By 2010, approximately 7,500 Asian animal and plant species were considered to be threatened, half of them in Southeast and South Asia. About one-third of Southeast Asia’s rain forests were fragmented, and two-thirds of Asia’s wildlife habitat had been destroyed. Legal and illegal burning of forests in Indonesia had not only destroyed much wildlife habitat but also, together with industrial pollution, caused the annual emergence, beginning in 2001, of a huge brown cloud of polluted haze over South, Southeast, and East Asia. The severity of this problem led to the founding of theReducing Emissions from Deforestation and Forest Degradation (REDD) initiative, a program sponsored by the United Nations. It was begun in September, 2008, and was reaffirmed in the Copenhagen Accord of December 18, 2009. The goal of REDD is to reward emissions reductions through financial incentives for regional governments and people.
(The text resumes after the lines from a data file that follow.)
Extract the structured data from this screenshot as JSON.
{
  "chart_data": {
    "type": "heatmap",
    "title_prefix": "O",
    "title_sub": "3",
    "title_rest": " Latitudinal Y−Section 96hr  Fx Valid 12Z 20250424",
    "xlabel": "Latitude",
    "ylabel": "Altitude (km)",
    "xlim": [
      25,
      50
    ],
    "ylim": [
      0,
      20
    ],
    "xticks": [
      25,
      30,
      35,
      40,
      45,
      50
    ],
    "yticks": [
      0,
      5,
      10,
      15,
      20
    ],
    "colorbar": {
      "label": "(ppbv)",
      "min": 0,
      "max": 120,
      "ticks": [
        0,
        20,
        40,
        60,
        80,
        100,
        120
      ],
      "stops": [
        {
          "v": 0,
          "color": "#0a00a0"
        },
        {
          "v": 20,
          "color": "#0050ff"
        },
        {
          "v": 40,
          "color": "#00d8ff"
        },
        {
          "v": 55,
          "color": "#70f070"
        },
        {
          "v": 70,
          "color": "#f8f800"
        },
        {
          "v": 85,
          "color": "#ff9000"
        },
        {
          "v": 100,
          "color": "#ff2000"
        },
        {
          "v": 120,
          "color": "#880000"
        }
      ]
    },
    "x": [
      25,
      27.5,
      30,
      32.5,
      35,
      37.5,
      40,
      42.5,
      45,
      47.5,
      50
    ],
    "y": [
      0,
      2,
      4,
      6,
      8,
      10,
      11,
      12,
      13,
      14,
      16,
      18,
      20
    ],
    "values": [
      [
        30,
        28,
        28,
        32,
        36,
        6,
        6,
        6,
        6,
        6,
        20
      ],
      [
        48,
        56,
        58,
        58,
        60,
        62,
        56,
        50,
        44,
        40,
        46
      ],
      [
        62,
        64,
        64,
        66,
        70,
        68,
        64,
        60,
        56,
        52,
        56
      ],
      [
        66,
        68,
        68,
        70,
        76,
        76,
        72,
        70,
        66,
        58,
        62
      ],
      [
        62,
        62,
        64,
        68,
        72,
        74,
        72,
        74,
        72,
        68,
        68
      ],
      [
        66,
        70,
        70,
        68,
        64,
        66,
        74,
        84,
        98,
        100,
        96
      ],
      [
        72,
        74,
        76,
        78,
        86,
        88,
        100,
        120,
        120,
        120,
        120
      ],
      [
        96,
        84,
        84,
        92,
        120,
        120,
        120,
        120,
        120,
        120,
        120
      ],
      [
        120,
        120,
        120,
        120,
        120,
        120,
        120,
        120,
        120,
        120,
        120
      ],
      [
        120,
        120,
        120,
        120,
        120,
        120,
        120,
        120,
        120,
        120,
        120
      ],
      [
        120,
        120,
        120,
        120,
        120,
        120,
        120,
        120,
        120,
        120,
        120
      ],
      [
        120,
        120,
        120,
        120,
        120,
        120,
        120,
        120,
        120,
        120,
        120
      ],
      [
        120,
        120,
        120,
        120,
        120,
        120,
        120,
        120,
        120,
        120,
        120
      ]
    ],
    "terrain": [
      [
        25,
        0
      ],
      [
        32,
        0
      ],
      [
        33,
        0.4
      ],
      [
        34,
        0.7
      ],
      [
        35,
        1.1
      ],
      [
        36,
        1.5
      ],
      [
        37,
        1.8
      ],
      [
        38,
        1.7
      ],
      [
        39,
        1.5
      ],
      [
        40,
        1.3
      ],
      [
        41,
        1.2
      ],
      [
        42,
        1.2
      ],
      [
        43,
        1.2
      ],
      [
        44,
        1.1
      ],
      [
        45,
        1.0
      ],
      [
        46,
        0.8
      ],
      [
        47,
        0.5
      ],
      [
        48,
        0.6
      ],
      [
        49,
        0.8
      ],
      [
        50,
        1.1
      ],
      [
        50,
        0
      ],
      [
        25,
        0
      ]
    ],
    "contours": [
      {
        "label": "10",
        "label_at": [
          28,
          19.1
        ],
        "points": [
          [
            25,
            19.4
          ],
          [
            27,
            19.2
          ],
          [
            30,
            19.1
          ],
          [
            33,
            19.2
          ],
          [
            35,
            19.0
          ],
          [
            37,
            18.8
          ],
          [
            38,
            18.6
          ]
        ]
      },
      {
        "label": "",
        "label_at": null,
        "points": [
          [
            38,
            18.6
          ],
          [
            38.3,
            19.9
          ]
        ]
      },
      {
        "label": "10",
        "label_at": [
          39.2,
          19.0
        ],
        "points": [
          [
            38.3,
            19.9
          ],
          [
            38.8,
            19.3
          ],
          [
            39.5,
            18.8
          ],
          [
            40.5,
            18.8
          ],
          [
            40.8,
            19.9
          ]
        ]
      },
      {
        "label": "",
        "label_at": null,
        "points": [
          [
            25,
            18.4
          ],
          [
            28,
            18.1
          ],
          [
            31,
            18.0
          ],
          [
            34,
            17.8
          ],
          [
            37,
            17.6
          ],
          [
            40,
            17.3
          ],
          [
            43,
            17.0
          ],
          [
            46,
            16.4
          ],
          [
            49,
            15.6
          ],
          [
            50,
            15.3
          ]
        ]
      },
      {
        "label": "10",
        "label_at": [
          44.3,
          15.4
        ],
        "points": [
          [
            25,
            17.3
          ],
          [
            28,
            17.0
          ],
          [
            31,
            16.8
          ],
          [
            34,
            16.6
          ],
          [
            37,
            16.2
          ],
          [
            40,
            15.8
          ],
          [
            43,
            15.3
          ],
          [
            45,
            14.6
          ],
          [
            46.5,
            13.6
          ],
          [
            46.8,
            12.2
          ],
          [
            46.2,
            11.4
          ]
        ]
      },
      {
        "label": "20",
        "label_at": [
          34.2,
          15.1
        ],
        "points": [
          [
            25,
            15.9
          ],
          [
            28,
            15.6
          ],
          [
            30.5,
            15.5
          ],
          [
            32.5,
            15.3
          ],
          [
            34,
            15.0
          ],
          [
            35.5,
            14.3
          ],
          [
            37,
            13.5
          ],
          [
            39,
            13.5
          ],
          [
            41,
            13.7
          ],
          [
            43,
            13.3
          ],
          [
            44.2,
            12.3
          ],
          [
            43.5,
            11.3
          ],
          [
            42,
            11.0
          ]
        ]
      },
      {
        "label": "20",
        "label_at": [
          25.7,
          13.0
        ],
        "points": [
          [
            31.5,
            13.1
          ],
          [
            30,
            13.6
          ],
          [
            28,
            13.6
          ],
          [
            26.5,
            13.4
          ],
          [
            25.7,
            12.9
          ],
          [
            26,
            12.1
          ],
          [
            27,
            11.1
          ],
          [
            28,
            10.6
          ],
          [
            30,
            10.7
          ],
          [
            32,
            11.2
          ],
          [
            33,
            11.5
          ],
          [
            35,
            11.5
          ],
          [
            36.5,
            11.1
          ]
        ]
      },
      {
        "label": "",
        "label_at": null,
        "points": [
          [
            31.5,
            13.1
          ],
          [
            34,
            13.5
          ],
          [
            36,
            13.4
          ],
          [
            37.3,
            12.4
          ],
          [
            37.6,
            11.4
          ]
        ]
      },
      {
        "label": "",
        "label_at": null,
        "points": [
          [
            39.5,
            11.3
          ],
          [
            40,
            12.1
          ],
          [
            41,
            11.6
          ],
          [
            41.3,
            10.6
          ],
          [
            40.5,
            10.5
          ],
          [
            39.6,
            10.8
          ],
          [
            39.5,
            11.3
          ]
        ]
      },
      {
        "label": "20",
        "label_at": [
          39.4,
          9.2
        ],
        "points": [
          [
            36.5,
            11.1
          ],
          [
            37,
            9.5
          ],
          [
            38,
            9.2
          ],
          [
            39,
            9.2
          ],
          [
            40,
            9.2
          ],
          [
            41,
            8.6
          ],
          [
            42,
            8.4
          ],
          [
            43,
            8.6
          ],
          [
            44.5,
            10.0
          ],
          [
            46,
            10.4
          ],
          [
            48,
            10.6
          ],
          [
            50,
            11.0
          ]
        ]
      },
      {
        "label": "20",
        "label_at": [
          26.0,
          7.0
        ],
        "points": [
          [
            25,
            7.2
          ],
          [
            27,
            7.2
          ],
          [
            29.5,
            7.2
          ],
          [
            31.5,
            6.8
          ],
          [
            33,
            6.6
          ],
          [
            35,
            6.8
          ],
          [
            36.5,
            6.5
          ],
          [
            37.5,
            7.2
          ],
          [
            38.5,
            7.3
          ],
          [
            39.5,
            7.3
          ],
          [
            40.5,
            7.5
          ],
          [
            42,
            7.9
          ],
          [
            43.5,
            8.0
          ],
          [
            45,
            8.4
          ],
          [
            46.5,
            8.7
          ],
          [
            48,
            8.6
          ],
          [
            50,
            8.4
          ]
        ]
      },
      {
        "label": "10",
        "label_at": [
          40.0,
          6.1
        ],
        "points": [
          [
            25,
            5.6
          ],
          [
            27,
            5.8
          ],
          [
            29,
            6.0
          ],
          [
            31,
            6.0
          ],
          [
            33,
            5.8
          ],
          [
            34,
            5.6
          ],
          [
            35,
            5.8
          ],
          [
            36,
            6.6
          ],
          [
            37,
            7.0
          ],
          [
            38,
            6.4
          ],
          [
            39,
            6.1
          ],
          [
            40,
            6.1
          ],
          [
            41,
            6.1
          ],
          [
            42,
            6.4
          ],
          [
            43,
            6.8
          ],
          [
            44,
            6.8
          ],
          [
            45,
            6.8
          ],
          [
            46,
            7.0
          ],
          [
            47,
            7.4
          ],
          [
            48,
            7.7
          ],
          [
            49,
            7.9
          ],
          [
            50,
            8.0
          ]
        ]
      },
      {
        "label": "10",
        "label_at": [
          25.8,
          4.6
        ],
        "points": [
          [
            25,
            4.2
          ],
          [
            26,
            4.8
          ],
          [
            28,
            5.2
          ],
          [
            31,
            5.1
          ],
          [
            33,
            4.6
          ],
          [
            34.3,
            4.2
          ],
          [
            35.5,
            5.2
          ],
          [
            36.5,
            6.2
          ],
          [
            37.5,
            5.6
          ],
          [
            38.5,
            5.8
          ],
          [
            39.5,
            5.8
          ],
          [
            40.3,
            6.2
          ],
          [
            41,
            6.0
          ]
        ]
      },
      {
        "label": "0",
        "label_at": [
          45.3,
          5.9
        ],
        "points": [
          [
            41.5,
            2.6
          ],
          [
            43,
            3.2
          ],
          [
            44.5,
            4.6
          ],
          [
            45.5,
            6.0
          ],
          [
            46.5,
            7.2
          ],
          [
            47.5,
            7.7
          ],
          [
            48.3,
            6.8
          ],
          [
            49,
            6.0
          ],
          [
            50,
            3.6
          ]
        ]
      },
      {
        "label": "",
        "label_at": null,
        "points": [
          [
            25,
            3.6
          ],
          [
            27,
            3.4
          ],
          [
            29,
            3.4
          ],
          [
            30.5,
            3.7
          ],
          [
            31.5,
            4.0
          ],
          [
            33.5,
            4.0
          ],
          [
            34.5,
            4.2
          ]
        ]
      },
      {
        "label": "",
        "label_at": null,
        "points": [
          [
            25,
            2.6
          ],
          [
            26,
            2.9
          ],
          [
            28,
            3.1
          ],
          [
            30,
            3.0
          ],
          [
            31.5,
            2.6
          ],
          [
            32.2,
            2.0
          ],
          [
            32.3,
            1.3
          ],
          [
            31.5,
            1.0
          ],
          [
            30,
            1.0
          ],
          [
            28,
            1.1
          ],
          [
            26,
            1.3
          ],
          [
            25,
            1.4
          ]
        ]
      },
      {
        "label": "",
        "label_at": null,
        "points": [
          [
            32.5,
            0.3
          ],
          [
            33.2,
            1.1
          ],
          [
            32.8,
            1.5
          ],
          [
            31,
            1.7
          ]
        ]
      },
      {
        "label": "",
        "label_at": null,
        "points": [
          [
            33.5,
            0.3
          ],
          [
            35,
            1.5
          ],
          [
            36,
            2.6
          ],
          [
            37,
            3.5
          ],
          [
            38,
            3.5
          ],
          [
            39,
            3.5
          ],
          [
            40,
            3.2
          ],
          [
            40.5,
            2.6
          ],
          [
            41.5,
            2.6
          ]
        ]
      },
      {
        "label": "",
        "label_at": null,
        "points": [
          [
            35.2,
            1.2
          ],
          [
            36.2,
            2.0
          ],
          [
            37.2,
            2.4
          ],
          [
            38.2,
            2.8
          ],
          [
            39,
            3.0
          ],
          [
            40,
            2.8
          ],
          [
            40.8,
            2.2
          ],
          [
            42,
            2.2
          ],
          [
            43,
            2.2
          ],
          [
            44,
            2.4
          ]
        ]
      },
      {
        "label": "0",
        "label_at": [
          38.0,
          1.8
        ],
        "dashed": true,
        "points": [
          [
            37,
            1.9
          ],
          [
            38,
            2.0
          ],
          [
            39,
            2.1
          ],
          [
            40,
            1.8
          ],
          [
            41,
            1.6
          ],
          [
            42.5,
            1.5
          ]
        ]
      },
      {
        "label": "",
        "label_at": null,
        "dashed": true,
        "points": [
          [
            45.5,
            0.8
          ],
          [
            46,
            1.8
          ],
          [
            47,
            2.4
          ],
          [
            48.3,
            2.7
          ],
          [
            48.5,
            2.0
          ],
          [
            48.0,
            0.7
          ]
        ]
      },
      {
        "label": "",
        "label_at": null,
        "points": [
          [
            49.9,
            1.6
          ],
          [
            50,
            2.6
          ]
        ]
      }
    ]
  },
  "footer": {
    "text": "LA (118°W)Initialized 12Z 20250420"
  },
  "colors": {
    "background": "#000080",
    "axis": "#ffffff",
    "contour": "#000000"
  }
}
Conservationists, scientists, and environmental activists all agree that Asia’s poor overall record on nature preservation must be tackled with bold and effective conservation mechanisms, with a major shift toward environmental sustainability. Efforts have been made to place wildlife sanctuaries, nature reserves, and other open spaces under effective protection from development, with wildlife protected from poaching. The Asian tiger is just one of the species that has suffered greatly from habitat destruction and poaching; its numbers declined from about one hundred thousand in 1900 to a mere five thousand in 2000. One Asian success story has been China’s protection of the giant panda in well-monitored preserves; any person caught poaching pandas is subject to a sentence of life in prison.
Asia enjoys biologically rich oceans and coastal regions. Most of these are threatened by unsustainable fishing practices and by high levels of pollution caused by extraordinary population growth and rampant urban, agricultural, and industrial development. The region’s coralreefs are in particular danger; 88 percent of these reefs were considered at risk in 2010. The destruction of mangrove forests, more than 50 percent of which were gone by 2000, magnified human losses caused by the tsunami of December, 2004, which killed the most people where protective mangrove forests had been decimated.
The solutions to Asia’s significant environmental problems cannot be imposed from the outside; they must come from within the Asian nations. If Asian leaders and policy makers begin to emphasize environmental sustainability as their nations pursue economic development, and if laws protecting the environment are put in place and enforced, the degradation of Asia’s environment can be halted and slowly reversed. Such a major turnaround occurred in Japan during the 1970’s, after a series of highly publicized human-made environmental disasters, including the mercury poisoning of Minamata Bay, led to a dramatic increase in environmental protection laws and their effective enforcement.